Question

If diameter and length of a cylinder are 0.01 m and 0.07 m respectively, the thermal conductivity of air is 0.028 W/mK and the Nusselt number is 14.2, what will be the convective heat transfer coefficient

Answer 1

Answer:

The convective heat transfer coefficient of the fluid is 170.4 watts per square meter-degree Celsius.

Explanation:

The Nusselt number ($Nu$) is a dimensionless factor which compares the sensitivity of a fluid due to convection with those due to conduction:

$Nu = \frac{h\cdot L_{c}}{k}$ (Eq. 1)

Where:

$h$ - Convective heat transfer coefficient, measured in watts per square meter-degree Celsius.

$k$ - Conductive heat transfer coefficient, measured in watts per meter-degree Celsius.

$L_{c}$ - Characteristic length, measured in meters.

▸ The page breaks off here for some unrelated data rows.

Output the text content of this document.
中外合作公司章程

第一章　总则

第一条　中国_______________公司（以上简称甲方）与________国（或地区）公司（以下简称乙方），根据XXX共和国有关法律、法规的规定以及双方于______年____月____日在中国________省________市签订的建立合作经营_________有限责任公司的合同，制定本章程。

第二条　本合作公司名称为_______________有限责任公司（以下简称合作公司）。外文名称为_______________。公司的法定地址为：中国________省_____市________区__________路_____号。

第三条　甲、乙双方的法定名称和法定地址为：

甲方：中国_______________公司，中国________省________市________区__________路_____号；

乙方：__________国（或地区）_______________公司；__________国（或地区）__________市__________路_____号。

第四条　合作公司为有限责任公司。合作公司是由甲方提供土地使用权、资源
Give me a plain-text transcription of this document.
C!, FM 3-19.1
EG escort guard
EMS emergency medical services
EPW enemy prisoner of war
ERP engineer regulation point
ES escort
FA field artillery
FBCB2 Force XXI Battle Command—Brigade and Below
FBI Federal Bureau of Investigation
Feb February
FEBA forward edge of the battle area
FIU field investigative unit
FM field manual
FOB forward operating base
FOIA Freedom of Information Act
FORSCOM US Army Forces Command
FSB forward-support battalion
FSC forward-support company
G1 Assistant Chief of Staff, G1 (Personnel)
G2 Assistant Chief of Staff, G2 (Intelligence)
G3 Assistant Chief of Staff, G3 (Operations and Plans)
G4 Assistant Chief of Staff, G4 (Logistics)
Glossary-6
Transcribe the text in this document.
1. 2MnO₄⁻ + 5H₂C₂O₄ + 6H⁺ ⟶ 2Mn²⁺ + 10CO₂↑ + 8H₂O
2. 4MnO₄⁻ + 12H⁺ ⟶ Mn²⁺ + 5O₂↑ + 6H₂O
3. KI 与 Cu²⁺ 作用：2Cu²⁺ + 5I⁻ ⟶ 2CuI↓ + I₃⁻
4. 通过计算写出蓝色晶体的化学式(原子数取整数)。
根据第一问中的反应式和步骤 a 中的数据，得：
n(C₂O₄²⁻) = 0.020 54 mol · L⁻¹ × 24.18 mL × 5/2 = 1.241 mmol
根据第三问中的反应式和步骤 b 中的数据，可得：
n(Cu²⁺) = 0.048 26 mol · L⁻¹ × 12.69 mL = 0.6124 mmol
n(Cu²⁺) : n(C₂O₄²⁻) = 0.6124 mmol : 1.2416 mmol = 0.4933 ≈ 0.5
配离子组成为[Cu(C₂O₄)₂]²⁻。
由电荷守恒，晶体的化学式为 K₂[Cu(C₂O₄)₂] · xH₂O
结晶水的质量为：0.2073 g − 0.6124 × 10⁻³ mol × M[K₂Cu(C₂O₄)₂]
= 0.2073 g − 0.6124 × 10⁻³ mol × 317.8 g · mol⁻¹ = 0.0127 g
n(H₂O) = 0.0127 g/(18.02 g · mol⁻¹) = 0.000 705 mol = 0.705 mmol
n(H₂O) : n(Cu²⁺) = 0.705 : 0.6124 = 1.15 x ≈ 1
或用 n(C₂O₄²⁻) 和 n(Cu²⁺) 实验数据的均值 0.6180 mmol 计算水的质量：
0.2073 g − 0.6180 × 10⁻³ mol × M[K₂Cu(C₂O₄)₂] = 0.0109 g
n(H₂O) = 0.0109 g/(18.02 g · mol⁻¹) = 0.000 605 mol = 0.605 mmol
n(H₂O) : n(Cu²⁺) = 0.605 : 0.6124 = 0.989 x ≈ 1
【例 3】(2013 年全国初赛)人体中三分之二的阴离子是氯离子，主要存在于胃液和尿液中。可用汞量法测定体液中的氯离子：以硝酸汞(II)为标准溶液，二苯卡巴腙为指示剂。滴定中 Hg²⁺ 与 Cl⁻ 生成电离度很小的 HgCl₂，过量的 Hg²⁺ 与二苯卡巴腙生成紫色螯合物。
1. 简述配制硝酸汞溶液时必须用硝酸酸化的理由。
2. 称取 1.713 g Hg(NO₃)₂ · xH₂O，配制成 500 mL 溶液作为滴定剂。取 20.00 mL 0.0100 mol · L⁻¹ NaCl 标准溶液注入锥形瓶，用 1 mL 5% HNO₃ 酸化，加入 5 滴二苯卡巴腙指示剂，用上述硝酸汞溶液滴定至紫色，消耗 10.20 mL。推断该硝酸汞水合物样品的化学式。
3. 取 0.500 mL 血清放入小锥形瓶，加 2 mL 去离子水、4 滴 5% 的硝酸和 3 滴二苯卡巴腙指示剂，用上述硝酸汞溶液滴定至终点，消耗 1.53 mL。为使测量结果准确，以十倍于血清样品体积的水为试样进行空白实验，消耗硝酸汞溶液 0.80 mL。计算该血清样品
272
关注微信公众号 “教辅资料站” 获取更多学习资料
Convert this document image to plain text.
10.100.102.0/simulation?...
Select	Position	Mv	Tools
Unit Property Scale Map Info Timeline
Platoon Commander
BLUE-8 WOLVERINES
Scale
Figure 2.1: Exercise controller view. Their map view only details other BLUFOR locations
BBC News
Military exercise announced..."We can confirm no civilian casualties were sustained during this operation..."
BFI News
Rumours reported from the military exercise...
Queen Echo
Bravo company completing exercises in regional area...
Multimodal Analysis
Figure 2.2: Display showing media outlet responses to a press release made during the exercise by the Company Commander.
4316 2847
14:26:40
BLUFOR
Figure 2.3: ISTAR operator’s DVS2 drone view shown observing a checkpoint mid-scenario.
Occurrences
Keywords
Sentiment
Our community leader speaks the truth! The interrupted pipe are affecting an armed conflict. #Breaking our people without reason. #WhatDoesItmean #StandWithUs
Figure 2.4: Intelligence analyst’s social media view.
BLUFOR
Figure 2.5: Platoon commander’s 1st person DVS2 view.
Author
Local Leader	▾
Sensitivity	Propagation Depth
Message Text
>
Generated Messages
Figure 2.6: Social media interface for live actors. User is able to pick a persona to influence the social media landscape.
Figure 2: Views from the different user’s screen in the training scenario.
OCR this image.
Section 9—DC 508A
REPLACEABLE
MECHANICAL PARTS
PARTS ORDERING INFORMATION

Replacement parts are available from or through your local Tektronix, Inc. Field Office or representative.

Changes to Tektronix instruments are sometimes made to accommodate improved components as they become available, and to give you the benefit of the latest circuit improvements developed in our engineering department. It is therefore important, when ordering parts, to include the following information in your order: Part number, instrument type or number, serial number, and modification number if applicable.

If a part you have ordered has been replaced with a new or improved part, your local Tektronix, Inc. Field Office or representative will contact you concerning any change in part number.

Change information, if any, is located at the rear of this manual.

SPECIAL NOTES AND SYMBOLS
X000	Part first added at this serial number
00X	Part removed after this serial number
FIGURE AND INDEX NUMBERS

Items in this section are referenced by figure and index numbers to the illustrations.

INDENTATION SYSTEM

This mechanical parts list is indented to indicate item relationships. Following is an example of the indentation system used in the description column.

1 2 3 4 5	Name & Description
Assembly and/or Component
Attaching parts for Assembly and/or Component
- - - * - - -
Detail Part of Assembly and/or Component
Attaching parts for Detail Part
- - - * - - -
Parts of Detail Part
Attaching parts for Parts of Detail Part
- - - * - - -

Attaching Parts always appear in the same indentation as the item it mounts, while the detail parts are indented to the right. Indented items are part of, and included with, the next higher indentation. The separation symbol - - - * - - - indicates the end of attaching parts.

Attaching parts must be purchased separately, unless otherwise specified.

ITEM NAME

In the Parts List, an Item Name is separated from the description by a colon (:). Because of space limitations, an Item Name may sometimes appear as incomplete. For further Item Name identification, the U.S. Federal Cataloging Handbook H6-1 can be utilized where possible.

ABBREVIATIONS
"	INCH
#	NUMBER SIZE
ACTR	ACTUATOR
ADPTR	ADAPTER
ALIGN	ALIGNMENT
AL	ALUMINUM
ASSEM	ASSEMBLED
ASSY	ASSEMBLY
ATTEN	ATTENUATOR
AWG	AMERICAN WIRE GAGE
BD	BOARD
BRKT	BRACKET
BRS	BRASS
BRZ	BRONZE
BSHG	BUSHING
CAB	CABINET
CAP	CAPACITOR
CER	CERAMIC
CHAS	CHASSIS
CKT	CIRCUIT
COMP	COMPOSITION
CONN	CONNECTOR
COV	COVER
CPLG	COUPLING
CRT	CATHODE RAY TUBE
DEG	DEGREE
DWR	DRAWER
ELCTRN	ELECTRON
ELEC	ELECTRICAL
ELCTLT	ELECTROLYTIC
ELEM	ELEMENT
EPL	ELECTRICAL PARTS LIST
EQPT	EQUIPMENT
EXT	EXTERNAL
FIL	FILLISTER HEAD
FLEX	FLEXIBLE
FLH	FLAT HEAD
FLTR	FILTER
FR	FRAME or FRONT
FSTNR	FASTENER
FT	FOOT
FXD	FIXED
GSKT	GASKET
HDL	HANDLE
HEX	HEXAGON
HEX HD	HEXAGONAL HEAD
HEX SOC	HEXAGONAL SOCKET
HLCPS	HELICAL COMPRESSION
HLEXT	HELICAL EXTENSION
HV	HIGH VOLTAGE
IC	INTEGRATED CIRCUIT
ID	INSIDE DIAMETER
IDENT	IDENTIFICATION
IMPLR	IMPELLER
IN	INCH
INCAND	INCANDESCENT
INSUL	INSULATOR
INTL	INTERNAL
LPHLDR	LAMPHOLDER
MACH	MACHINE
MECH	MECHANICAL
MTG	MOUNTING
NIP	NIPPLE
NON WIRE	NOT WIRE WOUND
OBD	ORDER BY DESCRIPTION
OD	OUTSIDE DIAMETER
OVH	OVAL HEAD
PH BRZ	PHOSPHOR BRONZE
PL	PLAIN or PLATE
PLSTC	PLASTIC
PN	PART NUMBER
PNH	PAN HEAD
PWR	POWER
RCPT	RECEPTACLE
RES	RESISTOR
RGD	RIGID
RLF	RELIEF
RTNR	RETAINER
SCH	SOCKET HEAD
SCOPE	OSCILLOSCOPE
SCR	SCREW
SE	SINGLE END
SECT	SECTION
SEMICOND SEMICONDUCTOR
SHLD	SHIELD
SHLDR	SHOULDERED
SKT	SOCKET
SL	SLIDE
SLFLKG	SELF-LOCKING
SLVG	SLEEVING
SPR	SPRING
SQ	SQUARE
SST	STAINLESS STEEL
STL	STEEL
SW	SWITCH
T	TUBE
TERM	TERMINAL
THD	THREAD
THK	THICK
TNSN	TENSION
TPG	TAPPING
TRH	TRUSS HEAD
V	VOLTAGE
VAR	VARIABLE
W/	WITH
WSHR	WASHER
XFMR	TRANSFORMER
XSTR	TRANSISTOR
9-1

In addition, the characteristic length of a cylinder is defined by the following formula:

$L_{c} = \frac{\pi\cdot r^{3}\cdot l}{2\pi\cdot r^{2}+2\pi\cdot r \cdot l}$ (Eq. 2)

Where:

$r$ - Radius of the cylinder, measured in meters.

$l$ - Length of the cylinder, measured in meters.

If we know that $Nu = 14.2$, $k = 0.028\,\frac{W}{m\cdot ^{\circ}C}$, $r = 0.005\,m$ and $l = 0.07\,m$, then the convective heat coefficient is:

From (Eq. 2):

$L_{c} = \frac{\pi\cdot (0.005\,m)^{2}\cdot (0.07\,m)}{2\pi\cdot (0.005\,m)^{2}+2\pi\cdot (0.005\,m)\cdot (0.07\,m)}$

$L_{c} = \frac{7}{3000}\,m$

And by (Eq. 1):

$h = \frac{k\cdot Nu}{L_{c}}$

$h = \frac{\left(0.028\,\frac{W}{m\cdot ^{\circ}C} \right)\cdot (14.2)}{\frac{7}{3000}\,m }$

$h = 170.4\,\frac{W}{m^{2}\cdot ^{\circ}C}$

The convective heat transfer coefficient of the fluid is 170.4 watts per square meter-degree Celsius.